Now, to walk this epic bust back to the initial infection vectors: you might wonder how nastyware like Cron gets past Google’s vetting procedures to keep out booby-trapped apps.

When you look at the numbers, it’s not hard to understand. As fellow Naked Security writer Paul Ducklin has explained , as of January 2016, there were about 50,000 new apps being admitted to Google Play each month. At this point, it’s accelerated: the current number was near 55,000 apps for this month, feeding into a total of nearly 3m apps.

Google’s good, but it’s not perfect.

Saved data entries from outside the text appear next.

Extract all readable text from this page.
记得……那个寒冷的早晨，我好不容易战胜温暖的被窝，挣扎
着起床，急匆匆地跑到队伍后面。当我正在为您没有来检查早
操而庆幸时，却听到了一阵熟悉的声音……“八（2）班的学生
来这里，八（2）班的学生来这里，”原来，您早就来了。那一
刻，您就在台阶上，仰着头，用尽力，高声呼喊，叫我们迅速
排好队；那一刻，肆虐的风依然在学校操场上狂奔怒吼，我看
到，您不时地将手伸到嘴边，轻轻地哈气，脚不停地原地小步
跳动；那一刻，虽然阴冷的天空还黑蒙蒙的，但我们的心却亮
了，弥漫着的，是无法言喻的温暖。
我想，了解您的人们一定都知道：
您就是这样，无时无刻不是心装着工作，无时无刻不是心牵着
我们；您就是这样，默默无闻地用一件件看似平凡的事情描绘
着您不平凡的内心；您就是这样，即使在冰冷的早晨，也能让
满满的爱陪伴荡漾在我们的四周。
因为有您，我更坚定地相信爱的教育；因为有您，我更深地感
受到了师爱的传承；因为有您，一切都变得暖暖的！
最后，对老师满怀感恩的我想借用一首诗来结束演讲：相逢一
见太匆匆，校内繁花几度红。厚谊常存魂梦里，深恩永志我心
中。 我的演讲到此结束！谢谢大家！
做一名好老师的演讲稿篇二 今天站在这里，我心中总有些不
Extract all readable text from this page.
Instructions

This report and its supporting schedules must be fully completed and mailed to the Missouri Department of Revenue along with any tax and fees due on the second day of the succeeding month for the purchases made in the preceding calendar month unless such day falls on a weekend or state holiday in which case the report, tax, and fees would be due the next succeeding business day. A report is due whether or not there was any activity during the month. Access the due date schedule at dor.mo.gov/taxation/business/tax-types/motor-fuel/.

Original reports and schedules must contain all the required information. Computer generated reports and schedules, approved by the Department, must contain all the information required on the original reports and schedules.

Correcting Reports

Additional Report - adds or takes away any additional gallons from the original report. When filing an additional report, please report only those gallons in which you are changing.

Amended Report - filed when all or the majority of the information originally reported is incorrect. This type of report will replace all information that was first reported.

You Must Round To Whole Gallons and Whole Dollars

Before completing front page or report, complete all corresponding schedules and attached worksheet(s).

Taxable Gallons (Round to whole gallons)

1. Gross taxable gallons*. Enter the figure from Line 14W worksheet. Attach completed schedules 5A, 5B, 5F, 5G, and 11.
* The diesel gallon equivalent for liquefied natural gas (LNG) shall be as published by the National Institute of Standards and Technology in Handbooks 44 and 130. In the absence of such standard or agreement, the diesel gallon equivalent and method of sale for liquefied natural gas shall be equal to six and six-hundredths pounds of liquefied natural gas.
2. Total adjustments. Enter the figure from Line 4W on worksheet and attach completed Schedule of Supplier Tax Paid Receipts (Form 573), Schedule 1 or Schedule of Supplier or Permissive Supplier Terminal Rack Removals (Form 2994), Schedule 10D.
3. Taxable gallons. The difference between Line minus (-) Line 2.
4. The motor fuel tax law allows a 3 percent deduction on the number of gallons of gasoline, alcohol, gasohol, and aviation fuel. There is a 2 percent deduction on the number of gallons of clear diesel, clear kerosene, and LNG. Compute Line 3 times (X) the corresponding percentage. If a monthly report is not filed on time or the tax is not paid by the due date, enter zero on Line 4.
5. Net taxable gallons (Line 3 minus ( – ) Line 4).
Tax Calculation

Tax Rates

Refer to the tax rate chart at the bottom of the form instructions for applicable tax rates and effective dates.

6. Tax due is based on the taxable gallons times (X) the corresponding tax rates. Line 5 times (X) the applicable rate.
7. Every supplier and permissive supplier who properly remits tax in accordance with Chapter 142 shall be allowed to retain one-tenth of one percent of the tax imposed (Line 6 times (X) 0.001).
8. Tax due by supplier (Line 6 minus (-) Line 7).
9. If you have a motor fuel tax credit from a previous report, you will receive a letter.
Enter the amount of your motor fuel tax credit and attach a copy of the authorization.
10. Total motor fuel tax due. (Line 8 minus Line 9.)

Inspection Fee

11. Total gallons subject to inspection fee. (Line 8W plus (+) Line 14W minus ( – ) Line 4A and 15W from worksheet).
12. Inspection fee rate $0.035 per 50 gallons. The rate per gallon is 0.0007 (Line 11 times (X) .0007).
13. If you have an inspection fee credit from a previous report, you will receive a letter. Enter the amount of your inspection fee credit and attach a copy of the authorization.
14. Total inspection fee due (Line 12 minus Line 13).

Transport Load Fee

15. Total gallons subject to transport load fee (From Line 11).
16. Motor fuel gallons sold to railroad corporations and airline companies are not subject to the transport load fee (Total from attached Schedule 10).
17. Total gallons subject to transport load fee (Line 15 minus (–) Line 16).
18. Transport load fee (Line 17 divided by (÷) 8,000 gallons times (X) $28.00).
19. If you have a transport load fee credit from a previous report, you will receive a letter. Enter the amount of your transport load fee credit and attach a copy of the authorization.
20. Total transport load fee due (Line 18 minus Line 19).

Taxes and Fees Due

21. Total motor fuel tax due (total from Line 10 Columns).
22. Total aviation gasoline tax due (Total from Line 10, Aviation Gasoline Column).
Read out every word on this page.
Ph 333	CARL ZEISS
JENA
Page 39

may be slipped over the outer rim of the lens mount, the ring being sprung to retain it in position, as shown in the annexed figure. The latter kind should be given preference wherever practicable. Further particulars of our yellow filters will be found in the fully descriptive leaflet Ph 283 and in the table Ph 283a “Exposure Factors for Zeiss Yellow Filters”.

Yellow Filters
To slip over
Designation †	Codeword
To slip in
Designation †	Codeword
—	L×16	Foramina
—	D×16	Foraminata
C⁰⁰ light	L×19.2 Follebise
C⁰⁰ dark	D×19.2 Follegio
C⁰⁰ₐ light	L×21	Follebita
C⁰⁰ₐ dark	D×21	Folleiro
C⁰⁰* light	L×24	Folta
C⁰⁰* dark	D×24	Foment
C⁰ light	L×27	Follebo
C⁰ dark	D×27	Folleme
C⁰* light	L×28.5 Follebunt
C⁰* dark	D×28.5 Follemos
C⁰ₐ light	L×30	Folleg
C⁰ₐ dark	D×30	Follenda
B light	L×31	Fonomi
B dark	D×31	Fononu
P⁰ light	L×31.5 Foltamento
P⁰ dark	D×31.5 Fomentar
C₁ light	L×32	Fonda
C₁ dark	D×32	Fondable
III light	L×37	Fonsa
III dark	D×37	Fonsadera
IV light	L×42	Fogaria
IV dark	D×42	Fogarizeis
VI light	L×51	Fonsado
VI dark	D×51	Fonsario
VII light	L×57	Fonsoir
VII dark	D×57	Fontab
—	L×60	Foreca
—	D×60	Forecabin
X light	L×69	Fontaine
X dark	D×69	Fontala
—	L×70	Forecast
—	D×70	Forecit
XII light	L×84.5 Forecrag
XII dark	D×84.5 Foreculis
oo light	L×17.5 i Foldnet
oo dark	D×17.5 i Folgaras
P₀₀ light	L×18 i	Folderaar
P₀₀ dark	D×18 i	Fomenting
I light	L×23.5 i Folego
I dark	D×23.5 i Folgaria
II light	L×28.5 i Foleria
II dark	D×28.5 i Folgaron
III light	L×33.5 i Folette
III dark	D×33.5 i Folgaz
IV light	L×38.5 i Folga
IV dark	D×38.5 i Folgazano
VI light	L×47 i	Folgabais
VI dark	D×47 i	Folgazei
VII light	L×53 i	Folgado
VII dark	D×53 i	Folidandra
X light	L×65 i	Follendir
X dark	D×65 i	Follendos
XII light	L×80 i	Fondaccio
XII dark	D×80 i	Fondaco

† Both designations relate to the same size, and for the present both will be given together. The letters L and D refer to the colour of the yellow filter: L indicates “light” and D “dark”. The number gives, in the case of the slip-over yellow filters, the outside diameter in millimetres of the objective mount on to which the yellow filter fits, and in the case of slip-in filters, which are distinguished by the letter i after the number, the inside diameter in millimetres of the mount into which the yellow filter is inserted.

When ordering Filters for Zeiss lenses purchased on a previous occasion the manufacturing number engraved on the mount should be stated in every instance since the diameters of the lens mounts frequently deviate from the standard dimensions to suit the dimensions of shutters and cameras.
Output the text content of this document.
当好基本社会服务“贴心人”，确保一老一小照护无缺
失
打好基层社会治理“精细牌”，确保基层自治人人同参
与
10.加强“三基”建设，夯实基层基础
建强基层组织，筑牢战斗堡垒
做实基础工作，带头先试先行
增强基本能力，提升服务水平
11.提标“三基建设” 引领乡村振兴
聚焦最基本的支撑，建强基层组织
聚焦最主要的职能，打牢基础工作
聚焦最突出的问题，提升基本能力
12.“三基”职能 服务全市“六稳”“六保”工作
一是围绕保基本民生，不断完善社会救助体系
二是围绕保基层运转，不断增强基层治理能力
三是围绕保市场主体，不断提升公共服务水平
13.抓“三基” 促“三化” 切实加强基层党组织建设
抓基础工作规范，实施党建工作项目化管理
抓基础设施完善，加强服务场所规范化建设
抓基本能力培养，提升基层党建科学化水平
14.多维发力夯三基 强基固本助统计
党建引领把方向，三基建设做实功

During 2015, malware samples from more than 10 different families made it past Google’s checks and were installed more than 10m times.

If you’re curious to know how crooks slip past Google’s safeguards, you’ll want to read the article The Secrets of Malware Success on Google Play Store, from SophosLabs’ Rowland Yu.

And if you want to inoculate yourself against Android malware, these are the three primary tips we pass along:

  • Install patches for your device as soon as they are available. (Sadly, for some devices, that’s rarely or never.)
  • Use a product such as Sophos Free Antivirus and Security to keep an eye out for malware, dodgy websites, adware and other potentially unwanted apps.
  • Turn off Allow installation of apps from unknown sources in the Android security settings if you can.

It’s also worth noting that it’s smart to avoid clicking on URLs in emails, in text messages or on social media, even if you think a message is coming from somebody you know. Such links can be rigged with malware.

Also, stick to downloading apps from official app stores or official websites. Even though Google’s Play Store has a sizable chunk of malware apps, it’s still likely a safer bet than clicking on a random link sent by who-knows-who posing as your best buddy or your boss.